I completely disagree. Sure they gave some honorable mention to how the stats could be wrong and Trump could win by the margin of error, but they constantly pounded the message with their headlines every single day that Kamala was screaming into the lead—almost always and almost like it was last-minute miracle. I had to read deep into the story to find that her new “lead” was smaller than the poll’s margin of error, which really meant it was meaningless. So, I didn’t carry most of those stories, just a few as a sampling.

If the mainstream media had done the good job of digging into all of that, the liberal-sphere would not have been so shocked at Trump’s landslide win. I will, however, agree with them on the part that reality forces them to admit (but just the last line of the following):

Trump’s victory isn’t a result of a failure by news outlets to sufficiently hold him accountable. The real answer is one that is a lot more uncomfortable to grapple with: The national news media is more limited in its reach and influence than ever in the modern era.

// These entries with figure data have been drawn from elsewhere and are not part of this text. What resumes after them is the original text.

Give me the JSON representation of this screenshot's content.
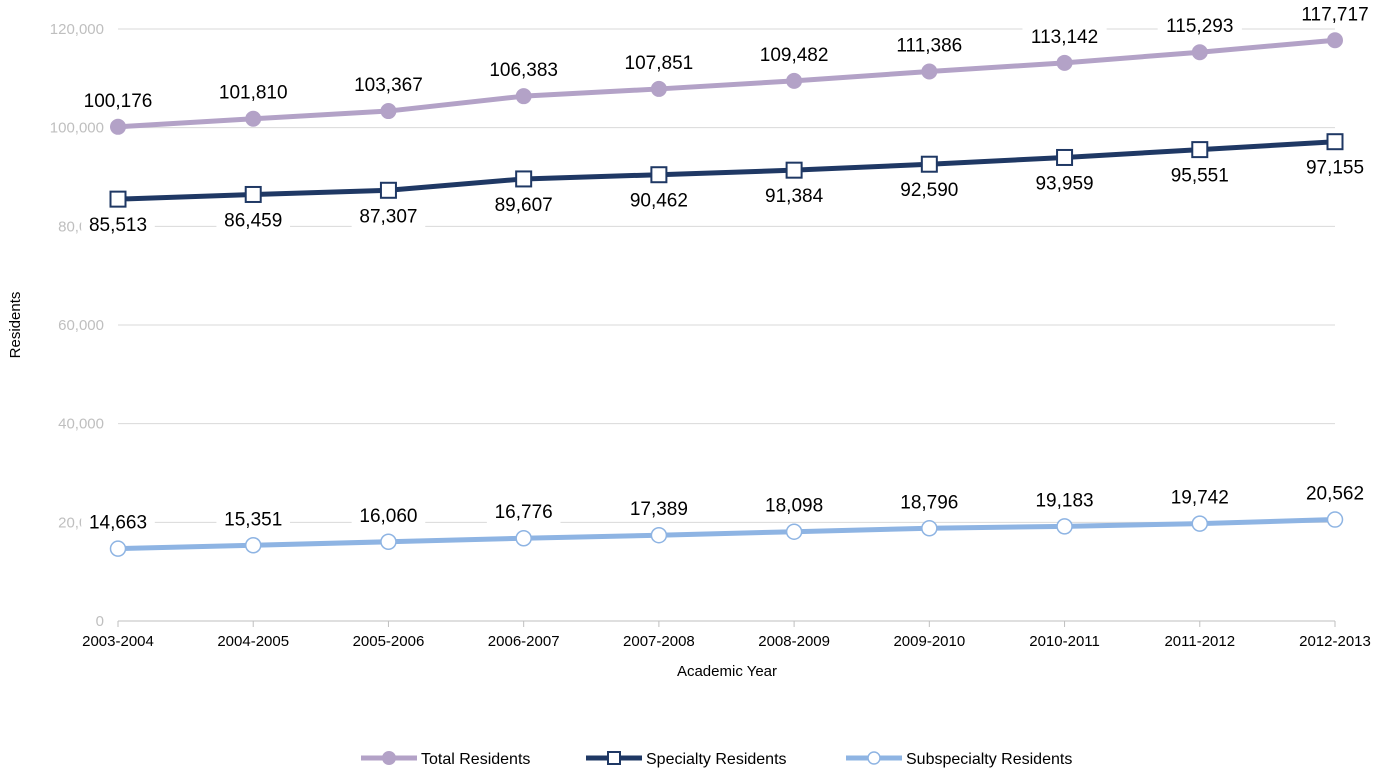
{
  "chart_data": {
    "type": "line",
    "title": "",
    "xlabel": "Academic Year",
    "ylabel": "Residents",
    "ylim": [
      0,
      120000
    ],
    "yticks": [
      0,
      20000,
      40000,
      60000,
      80000,
      100000,
      120000
    ],
    "ytick_labels": [
      "0",
      "20,000",
      "40,000",
      "60,000",
      "80,000",
      "100,000",
      "120,000"
    ],
    "categories": [
      "2003-2004",
      "2004-2005",
      "2005-2006",
      "2006-2007",
      "2007-2008",
      "2008-2009",
      "2009-2010",
      "2010-2011",
      "2011-2012",
      "2012-2013"
    ],
    "grid": true,
    "legend": "bottom",
    "series": [
      {
        "name": "Total Residents",
        "color": "#b3a2c7",
        "marker": "filled-circle",
        "label_position": "above",
        "values": [
          100176,
          101810,
          103367,
          106383,
          107851,
          109482,
          111386,
          113142,
          115293,
          117717
        ],
        "labels": [
          "100,176",
          "101,810",
          "103,367",
          "106,383",
          "107,851",
          "109,482",
          "111,386",
          "113,142",
          "115,293",
          "117,717"
        ]
      },
      {
        "name": "Specialty Residents",
        "color": "#1f3864",
        "marker": "hollow-square",
        "label_position": "below",
        "values": [
          85513,
          86459,
          87307,
          89607,
          90462,
          91384,
          92590,
          93959,
          95551,
          97155
        ],
        "labels": [
          "85,513",
          "86,459",
          "87,307",
          "89,607",
          "90,462",
          "91,384",
          "92,590",
          "93,959",
          "95,551",
          "97,155"
        ]
      },
      {
        "name": "Subspecialty Residents",
        "color": "#8eb4e3",
        "marker": "hollow-circle",
        "label_position": "above",
        "values": [
          14663,
          15351,
          16060,
          16776,
          17389,
          18098,
          18796,
          19183,
          19742,
          20562
        ],
        "labels": [
          "14,663",
          "15,351",
          "16,060",
          "16,776",
          "17,389",
          "18,098",
          "18,796",
          "19,183",
          "19,742",
          "20,562"
        ]
      }
    ]
  }
}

On that last bit, we can agree.

Well, and on the next bit, too, (but only with the italicized emphasis I added):

For the third presidential contest in a row, the legacy news media — represented by newspapers, television networks, magazines, and cable news networks — spent months publishing and airing neutral to overwhelmingly negative news coverage of the former president. And for the second of those three instances, a majority of American voters largely ignored the implicit and explicit warnings of that coverage — if they saw it at all — and voted Trump into office.

With individual pitches, such as Rogan has, it is hardly surprising that journalists like Chris Wallace are leaving CNN to start their own niche.